Second, as the imbroglio over former Secretary of State Hillary Clinton shows, classified data often finds its way onto unclassified networks, anyway. As reported by the Wall Street Journal last week, then Secretary Clinton sent at least four emails containing classified information from a private e-mail account run from a server she, herself, managed. The simple truth is that the government’s current system of data classification – which stretches back to before the Second World War – is badly out of step with the world in which we live. Reports going back more than two decades have highlighted the problem of over classification of government data, which is often used to shield information from Freedom of Information Act (FOIA) requests, rather than to protect truly sensitive information that is vital to national security.

As a practical matter, over classification makes the work of government sclerotic and the operation of government opaque. In the current threat environment, the government’s classification of data also offers a false sense of security: creating the impression that such data is walled off from prying eyes by bureaucratic, physical and logical impediments whereas evidence disclosed in reports of recent hacks suggests otherwise.

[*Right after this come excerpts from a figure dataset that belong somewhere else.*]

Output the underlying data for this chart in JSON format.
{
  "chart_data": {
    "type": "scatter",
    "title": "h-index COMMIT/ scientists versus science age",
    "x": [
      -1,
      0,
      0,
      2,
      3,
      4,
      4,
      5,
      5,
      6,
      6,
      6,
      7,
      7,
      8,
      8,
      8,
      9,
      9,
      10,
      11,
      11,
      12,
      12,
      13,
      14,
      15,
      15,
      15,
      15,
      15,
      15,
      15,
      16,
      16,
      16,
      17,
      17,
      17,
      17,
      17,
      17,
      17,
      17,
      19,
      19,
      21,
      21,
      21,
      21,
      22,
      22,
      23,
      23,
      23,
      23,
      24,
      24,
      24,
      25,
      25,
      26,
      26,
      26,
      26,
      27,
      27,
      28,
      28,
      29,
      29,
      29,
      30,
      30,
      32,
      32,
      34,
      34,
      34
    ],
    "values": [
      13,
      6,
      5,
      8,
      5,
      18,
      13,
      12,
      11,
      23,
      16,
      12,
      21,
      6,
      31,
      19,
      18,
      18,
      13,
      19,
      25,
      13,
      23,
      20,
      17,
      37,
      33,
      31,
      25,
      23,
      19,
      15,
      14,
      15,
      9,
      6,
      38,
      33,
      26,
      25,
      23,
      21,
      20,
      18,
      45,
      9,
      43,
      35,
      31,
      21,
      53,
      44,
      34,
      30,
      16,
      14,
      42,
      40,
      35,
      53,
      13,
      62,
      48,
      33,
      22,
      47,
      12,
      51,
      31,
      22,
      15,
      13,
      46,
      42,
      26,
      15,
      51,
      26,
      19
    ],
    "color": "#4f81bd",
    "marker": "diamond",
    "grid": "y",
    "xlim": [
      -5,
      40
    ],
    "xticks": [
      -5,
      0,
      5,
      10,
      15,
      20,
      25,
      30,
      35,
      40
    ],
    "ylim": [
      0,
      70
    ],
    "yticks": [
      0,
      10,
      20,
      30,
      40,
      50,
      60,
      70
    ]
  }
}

What’s to be done? Data classification is as relevant a notion today as it was sixty years ago – maybe even more so. But a modern era and an information driven economy demand a new approach to data classification that goes beyond rubber stamps and ham fisted sorting of documents into “Top Secret,” “Secret,” “Classified” and so on. Data classification needs to be granular – with policies set at the level of individual pieces of data, rather than at the document or container level. And as much as possible, classification of data should be automated and follow that data wherever it goes.

Alas, we’re a long way from that. And, as long as the U.S. government holds to old ways of doing things, its likely that none of its data – classified or unclassified – will stay safe for long.

Paul F. Roberts is the Editor in Chief of The Security Ledger.